There are some caveats, however. Low-cost sensors may not provide high-resolution information at shorter time intervals. It’s unclear whether co-locations with higher quality instruments like they did in the research study are necessary to calibrate low-cost sensors. They have a difficult time differentiating between different types of particulates, and have not yet been tested in more remote or extreme environments. Many of these limitations require further testing and study.
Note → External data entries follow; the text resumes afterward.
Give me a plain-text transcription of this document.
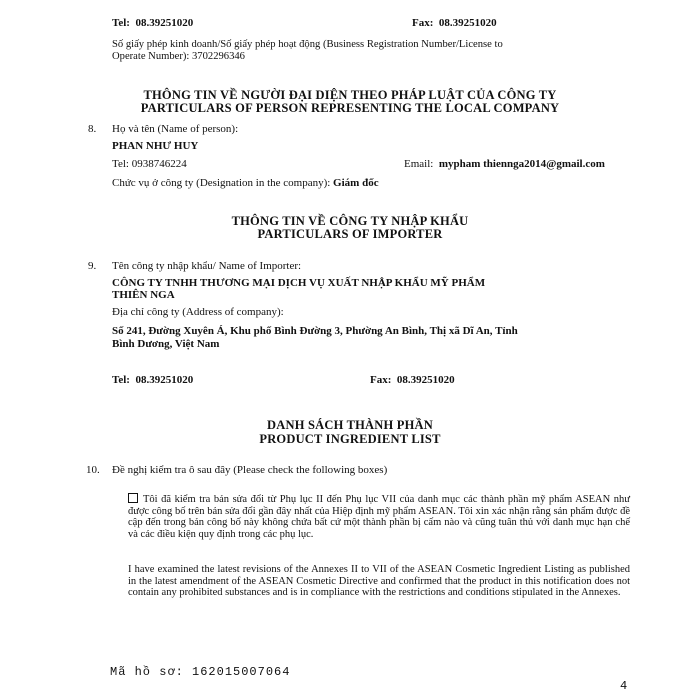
Tel: 08.39251020	Fax: 08.39251020
Số giấy phép kinh doanh/Số giấy phép hoạt động (Business Registration Number/License to
Operate Number): 3702296346
THÔNG TIN VỀ NGƯỜI ĐẠI DIỆN THEO PHÁP LUẬT CỦA CÔNG TY
PARTICULARS OF PERSON REPRESENTING THE LOCAL COMPANY
8. Họ và tên (Name of person):
PHAN NHƯ HUY
Tel: 0938746224	Email: mypham thiennga2014@gmail.com
Chức vụ ở công ty (Designation in the company): Giám đốc
THÔNG TIN VỀ CÔNG TY NHẬP KHẨU
PARTICULARS OF IMPORTER
9. Tên công ty nhập khẩu/ Name of Importer:
CÔNG TY TNHH THƯƠNG MẠI DỊCH VỤ XUẤT NHẬP KHẨU MỸ PHẨM
THIÊN NGA
Địa chỉ công ty (Address of company):
Số 241, Đường Xuyên Á, Khu phố Bình Đường 3, Phường An Bình, Thị xã Dĩ An, Tỉnh
Bình Dương, Việt Nam
Tel: 08.39251020	Fax: 08.39251020
DANH SÁCH THÀNH PHẦN
PRODUCT INGREDIENT LIST
10. Đề nghị kiểm tra ô sau đây (Please check the following boxes)
Tôi đã kiểm tra bản sửa đổi từ Phụ lục II đến Phụ lục VII của danh mục các thành phần mỹ phẩm ASEAN như được công bố trên bản sửa đổi gần đây nhất của Hiệp định mỹ phẩm ASEAN. Tôi xin xác nhận rằng sản phẩm được đề cập đến trong bản công bố này không chứa bất cứ một thành phần bị cấm nào và cũng tuân thủ với danh mục hạn chế và các điều kiện quy định trong các phụ lục.
I have examined the latest revisions of the Annexes II to VII of the ASEAN Cosmetic Ingredient Listing as published in the latest amendment of the ASEAN Cosmetic Directive and confirmed that the product in this notification does not contain any prohibited substances and is in compliance with the restrictions and conditions stipulated in the Annexes.
Mã hồ sơ: 162015007064
4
As journalists and citizen scientists chart new ground in the world of data collection, it’s important to remember that collaborating with trained scientists can be the difference between meaningless and meaningful results. By applying solid methodology and consulting with a scientific advisor, journalists can use sensors to get ground-breaking stories on both indoor and outdoor air pollution that are currently being under-reported.